The robot allowed itself to make noise now, clicking loudly as it refolded the stealth mechanisms away and reverting to its regular, cumbersome gait. At an even walking pace, it thudded into the subcontrol room and, pushing the high-backed swivel chair aside, extended a powerful arm towards one of the custom computer ports that were studded throughout the entire building. As soon as SMART connected, the Subcontrol Three came to life, readouts changing and displays scrolling through data as SMART flipped the system back through its last actions. Reaching a selected time point of four hours past, SMART rolled through the residue of erased data still clinging to the solid-state hard drives and computer memory. There. A pattern, an unknown program run, and data from one of the surveillance satellites routed past the main system in Control One and fed directly into the subservers on level thirty.
SMART saw the message buried in the high-frequency noise of the raw satellite data quickly, like a person focusing on a magic eye picture puzzle. As the graphs changed on the room's two widescreen displays, SMART threw in various filters and decryption algorithms.
There. The Dragon Star's secret message, a transmission received from the stars.

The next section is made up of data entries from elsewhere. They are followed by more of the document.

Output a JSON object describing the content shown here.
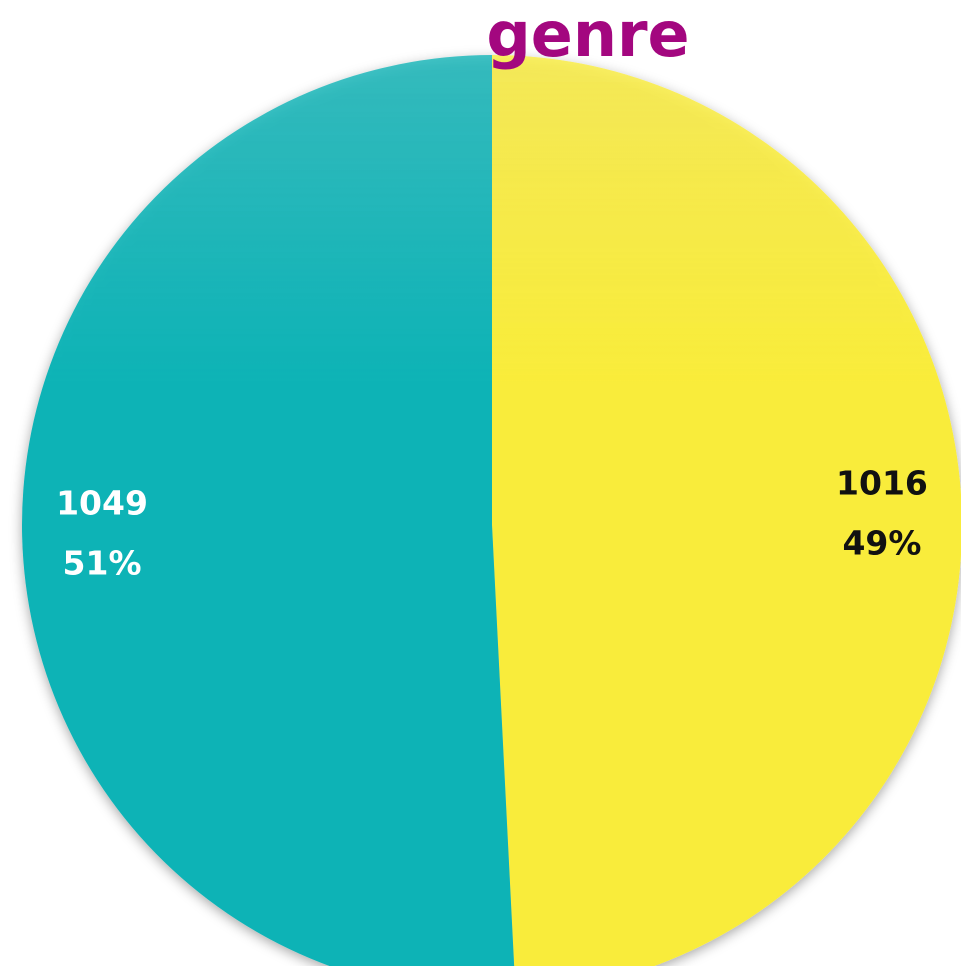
{
  "chart_data": {
    "type": "pie",
    "title": "genre",
    "categories": [
      null,
      null
    ],
    "values": [
      1016,
      1049
    ],
    "percent_labels": [
      "49%",
      "51%"
    ],
    "series_colors": [
      "#f9ec3a",
      "#10b3b6"
    ],
    "label_colors": [
      "#111111",
      "#ffffff"
    ],
    "title_color": "#a3077f"
  }
}
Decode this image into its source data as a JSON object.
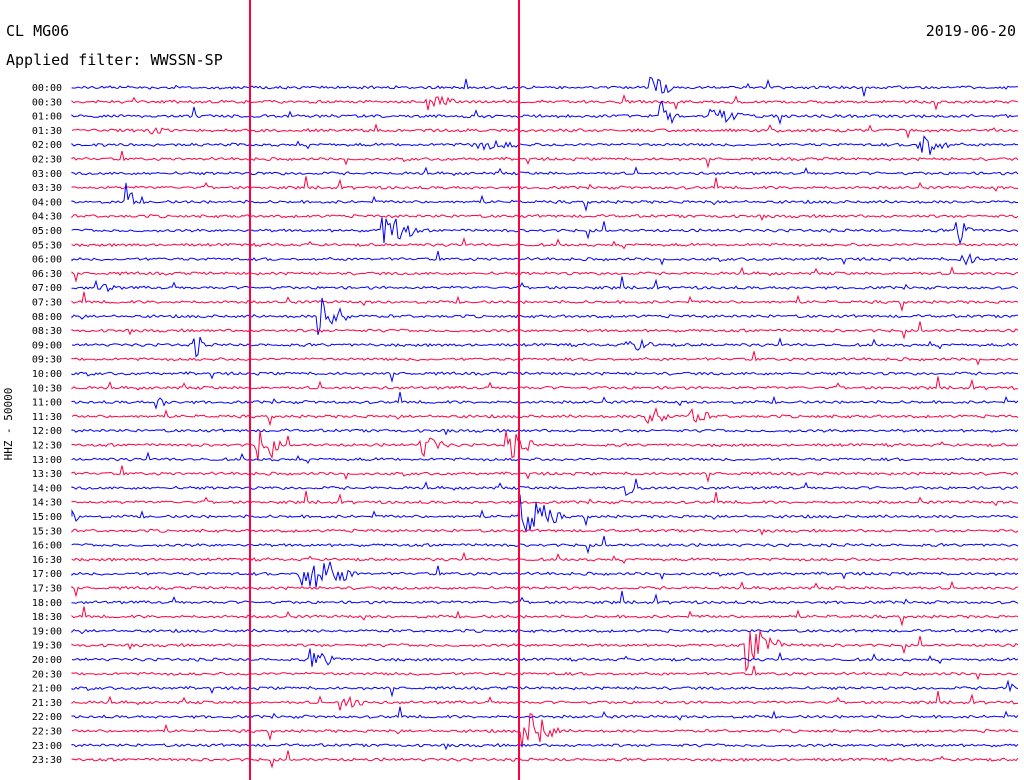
{
  "header": {
    "station": "CL MG06",
    "filter": "Applied filter: WWSSN-SP",
    "date": "2019-06-20"
  },
  "axis": {
    "label": "HHZ - 50000"
  },
  "colors": {
    "trace_a": "#0000ff",
    "trace_b": "#ff0040",
    "marker": "#ff0040",
    "text": "#000000"
  },
  "rows": [
    "00:00",
    "00:30",
    "01:00",
    "01:30",
    "02:00",
    "02:30",
    "03:00",
    "03:30",
    "04:00",
    "04:30",
    "05:00",
    "05:30",
    "06:00",
    "06:30",
    "07:00",
    "07:30",
    "08:00",
    "08:30",
    "09:00",
    "09:30",
    "10:00",
    "10:30",
    "11:00",
    "11:30",
    "12:00",
    "12:30",
    "13:00",
    "13:30",
    "14:00",
    "14:30",
    "15:00",
    "15:30",
    "16:00",
    "16:30",
    "17:00",
    "17:30",
    "18:00",
    "18:30",
    "19:00",
    "19:30",
    "20:00",
    "20:30",
    "21:00",
    "21:30",
    "22:00",
    "22:30",
    "23:00",
    "23:30"
  ]
}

SMART rewound the data and replayed.
CHAPTER TWENTY
It was like a scene from a movie.
Tony sighed. No, it was worse – it was like a scene from a chick flick.
Gabrielle Gets Hitched
, or
My Fat Cashcow Wedding Franchise VII.
His arms were sore. Why, he wasn't sure. He was a superhero, invulnerable, having woken up with superstrength, flight, heat vision, the whole damn works. A superhero who, just a couple of days ago, had taken on the Cowl in a downtown bank. Who had flown up, up and away, carrying the supervillain in the wild blue yonder. Who had survived the fall in the sea with nothing more than a sore head and who had walked, rather than raced – well, look where racing had got him – soaking wet back home.
Gee-whizz, that had been a fun day!
So why holding his arms out for fifteen minutes was such a strain, he had no real idea. It was probably psychological. It was probably because having Jeannie pull and shove his groin with a mouthful of pins just inches away from his… well, made him uncomfortable. He wanted to fidget, to move, to do anything to change position and relieve the stiffness in his muscles, but he dared not break the statuesque pose his girlfriend had put him in.
Jeannie wanted to make the costume, and make it she would. It was bizarre, to say the least. Jeannie had clothes-making skills worthy of an old-fashioned seamstress, but was using high-tech fabrics acquired from her day job… whatever that was, exactly. Tony wasn't sure. Jeannie had mentioned it was to do with military research and was mostly classified, and she hadn't exactly been laughing when she said it, so he didn't push the issue. It was a little early in their relationship to be breaking official secrets, but he knew the pins in her mouth were a secret tantalum/protactinium alloy. The industrial sewing machine clamped to the kitchen table − looking more like a heavy-duty drill from a factory − used a needle made of the same substance, superheated with two green lasers.